Martin Doerry, der lange Jahre als stellvertretender Chefredakteur des Magazins tätig war, berichtet über die Bedeutung der digitalen Revolution für den deutschen Medien- und Verlagsmarkt und ihren Einfluss auf den Journalismus und seine Formen der Berichterstattung.
Martin Doerry
Dr. Martin Doerry wurde am 21. Juni 1955 in Veerßen bei Uelzen geboren.

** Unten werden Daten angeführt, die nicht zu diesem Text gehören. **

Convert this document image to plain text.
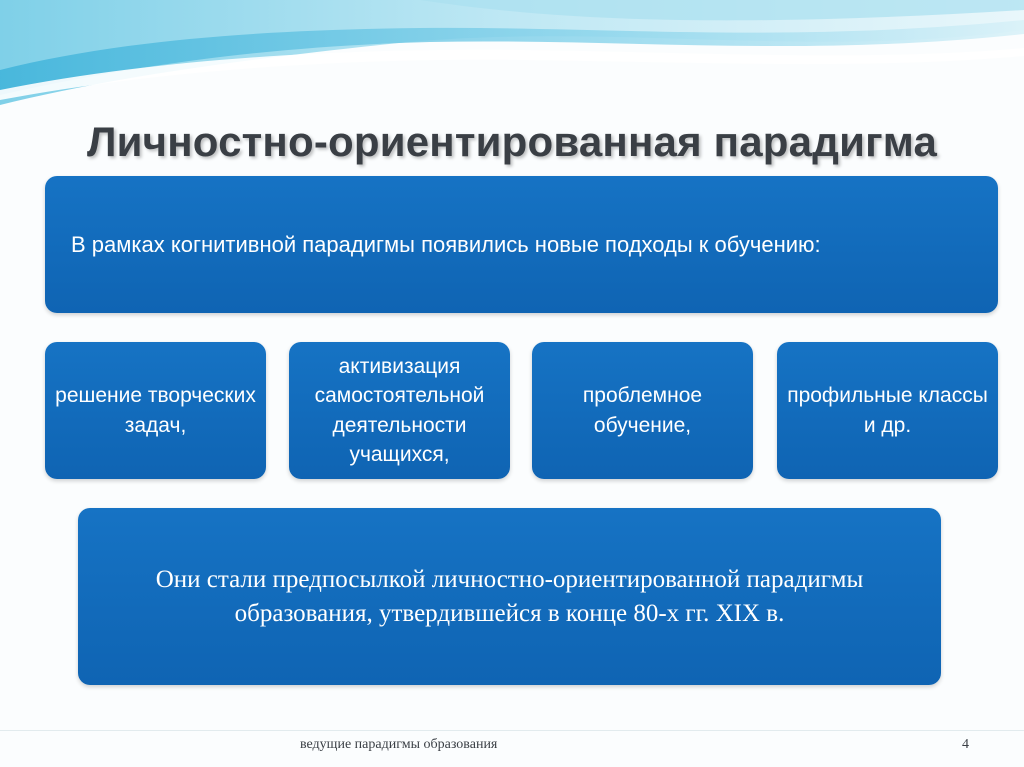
Личностно-ориентированная парадигма
В рамках когнитивной парадигмы появились новые подходы к обучению:
решение творческих задач,
активизация самостоятельной деятельности учащихся,
проблемное обучение,
профильные классы и др.
Они стали предпосылкой личностно-ориентированной парадигмы образования, утвердившейся в конце 80-х гг. XIX в.
ведущие парадигмы образования	4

Im Anschluss an das Abitur studierte er Germanistik und Geschichte in Tübingen. Nach einem Stipendiatenaufenthalt 1978 an der Universität Zürich und dem Ersten Staatsexamen erhielt er 1983 ein Promotionsstipendium der Friedrich-Ebert-Stiftung. 1985 promovierte er in Geschichte.
Von 1985 bis 1987 arbeitete er als Reporter im SDR-Studio Karlsruhe, Ende 1987 wechselte er zum SPIEGEL-Verlag als Redakteur im Ressort Deutschland II, Bereich Bildungspolitik. Im Oktober 1991 übernahm er zusammen mit Dr. Mathias Schreiber die Leitung des Ressorts Kultur II (Feuilleton). Seit November 1996 leitete er zusammen mit Dr. Gerhard Spörl das Ressort Deutsche Politik.
Von 1998 bis 2014 amtierte Doerry als stellvertretender Chefredakteur des SPIEGEL. Seit dem 1. August 2014 arbeitet er als Autor für das Nachrichtenmagazin.